The International Press Institute (IPI) today condemned an Oman court’s decision giving three journalists prison time for reporting on alleged corruption within the country’s judiciary and ordering independent newspaper Azamn permanently closed.
A court handed Azamn Editor-in-Chief Ibrahim al-Mamari and Deputy Editor Youssef al-Haj three-year prison sentences and fined them each 3,000 rials (approx. €6,900). The third journalist, Zaher al-Abri, was sentenced to one year in prison and fined 1,000 rials.
IPI Director of Advocacy and Communications Steven M. Ellis said he was concerned by the chilling effect the sentences would have on journalists’ willingness to expose alleged wrongdoing.
“States are stronger when allegations of corruption are exposed and dealt with, not when they are left to fester,” he said. “We urge authorities in Oman to free these journalists and turn their efforts toward ensuring that the country has an independent judiciary that citizens can rely on to judge cases fairly and impartially.”
According to Reuters, the three journalists were convicted of “undermining the prestige of the state, disturbing public order, misusing the Internet and publishing details of a personal status case”. Al-Haj was also convicted of slander and violating a court-ordered ban against reporting on Al-Mamari’s arrest.
The case stemmed from Azamn’s reporting on a series of corruption cases in 2014 that led to the conviction of a number of businessmen.
Al-Mamari was arrested in July 2016, two days after Azamn published a report titled “Supreme bodies tie the hands of justice”. The report accused top officials of pressuring the judiciary to change its hearing on an inheritance case.
The newspaper protested Al-Mamari’s arrest by publishing a blank space on the front page for several days. Al-Abri and Al-Haj were then arrested, respectively, on Aug. 3 and 9.
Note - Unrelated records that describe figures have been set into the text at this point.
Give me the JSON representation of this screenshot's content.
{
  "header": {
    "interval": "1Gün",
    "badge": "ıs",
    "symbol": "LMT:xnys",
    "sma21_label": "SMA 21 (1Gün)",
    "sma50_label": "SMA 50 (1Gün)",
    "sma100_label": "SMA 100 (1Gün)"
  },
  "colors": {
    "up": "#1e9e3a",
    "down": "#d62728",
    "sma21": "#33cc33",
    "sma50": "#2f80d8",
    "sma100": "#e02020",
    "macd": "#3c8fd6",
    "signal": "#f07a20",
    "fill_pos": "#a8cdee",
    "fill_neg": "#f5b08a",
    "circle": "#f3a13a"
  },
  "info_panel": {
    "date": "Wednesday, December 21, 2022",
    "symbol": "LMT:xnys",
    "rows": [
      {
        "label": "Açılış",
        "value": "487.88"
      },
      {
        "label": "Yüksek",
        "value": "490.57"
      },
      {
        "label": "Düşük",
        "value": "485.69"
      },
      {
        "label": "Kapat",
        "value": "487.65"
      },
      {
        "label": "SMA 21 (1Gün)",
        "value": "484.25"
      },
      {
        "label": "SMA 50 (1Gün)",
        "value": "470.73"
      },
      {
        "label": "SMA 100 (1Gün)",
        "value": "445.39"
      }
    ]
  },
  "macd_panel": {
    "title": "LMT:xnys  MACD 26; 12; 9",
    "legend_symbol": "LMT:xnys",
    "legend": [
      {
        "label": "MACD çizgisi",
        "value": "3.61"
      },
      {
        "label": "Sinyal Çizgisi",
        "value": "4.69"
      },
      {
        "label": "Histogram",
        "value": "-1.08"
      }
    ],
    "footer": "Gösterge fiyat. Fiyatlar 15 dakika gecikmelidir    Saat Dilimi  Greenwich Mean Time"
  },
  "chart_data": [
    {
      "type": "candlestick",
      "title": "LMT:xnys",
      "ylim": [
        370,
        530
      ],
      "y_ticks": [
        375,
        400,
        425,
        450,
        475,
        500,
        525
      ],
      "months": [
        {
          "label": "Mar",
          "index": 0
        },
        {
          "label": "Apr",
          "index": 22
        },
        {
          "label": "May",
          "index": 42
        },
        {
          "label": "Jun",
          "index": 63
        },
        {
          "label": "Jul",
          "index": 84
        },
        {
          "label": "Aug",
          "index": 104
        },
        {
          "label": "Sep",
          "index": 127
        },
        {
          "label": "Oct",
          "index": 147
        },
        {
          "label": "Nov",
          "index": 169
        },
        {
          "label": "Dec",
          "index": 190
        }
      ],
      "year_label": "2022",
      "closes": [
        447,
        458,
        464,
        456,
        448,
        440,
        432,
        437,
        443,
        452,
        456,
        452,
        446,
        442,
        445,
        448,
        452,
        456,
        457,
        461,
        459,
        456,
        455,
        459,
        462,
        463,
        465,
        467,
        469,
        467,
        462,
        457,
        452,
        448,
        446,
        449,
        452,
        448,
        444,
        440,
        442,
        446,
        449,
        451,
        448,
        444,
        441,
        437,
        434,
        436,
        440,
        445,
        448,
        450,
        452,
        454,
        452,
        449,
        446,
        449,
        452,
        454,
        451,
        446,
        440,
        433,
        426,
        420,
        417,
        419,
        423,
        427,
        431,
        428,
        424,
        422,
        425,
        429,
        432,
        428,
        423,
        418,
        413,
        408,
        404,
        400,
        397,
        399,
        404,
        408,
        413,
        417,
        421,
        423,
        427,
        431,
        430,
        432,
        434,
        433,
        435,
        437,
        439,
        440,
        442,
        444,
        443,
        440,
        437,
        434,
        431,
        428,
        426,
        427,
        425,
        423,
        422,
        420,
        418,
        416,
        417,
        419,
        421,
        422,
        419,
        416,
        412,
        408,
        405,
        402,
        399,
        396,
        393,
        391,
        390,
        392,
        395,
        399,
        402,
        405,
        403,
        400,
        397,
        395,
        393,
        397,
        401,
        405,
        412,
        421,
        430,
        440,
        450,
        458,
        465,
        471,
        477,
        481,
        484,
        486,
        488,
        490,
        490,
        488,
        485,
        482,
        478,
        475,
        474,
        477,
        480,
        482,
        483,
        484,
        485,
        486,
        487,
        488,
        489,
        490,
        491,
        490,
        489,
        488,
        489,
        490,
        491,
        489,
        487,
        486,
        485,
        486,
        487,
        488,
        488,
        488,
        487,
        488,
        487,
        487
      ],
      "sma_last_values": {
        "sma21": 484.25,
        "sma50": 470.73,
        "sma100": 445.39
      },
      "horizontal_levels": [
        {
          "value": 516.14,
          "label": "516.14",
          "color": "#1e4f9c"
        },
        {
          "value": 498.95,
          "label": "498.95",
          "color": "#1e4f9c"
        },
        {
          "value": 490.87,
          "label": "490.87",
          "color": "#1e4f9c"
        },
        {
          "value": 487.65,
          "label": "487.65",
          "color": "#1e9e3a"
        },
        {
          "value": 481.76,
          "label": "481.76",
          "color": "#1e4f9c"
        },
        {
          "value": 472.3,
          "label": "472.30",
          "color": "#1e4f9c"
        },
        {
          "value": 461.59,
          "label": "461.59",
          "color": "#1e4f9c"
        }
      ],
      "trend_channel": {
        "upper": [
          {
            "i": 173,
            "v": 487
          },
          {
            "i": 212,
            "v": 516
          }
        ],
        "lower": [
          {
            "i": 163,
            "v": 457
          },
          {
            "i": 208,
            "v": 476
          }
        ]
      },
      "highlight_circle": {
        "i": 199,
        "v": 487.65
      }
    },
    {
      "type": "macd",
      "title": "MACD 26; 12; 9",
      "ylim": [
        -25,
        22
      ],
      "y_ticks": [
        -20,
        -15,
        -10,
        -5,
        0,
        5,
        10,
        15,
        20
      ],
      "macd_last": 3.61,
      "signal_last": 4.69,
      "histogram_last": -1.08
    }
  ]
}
Following the second round of arrests, Azamn published an interview with the vice president of the Supreme Court, who confirmed some allegations against the judiciary and said that it was in a “pitiful state”.
Omani authorities then suspended the newspaper for a month, saying it had exceeded the limits of free speech and had “drifted into … harming one of the pillars of the state, the judiciary”.
A top official, in an interview with pan-Arabian newspaper Al Hata, reportedly accused newspapers in Oman of impropriety in their reporting in the wake of cuts in government financial support for the papers amid an economic crisis caused by a slump in oil prices.
Five years ago, Al-Mamari and another reporter were given five-month suspended sentences for insulting the justice minister and other officials. At that time, Azamn was closed down for a month.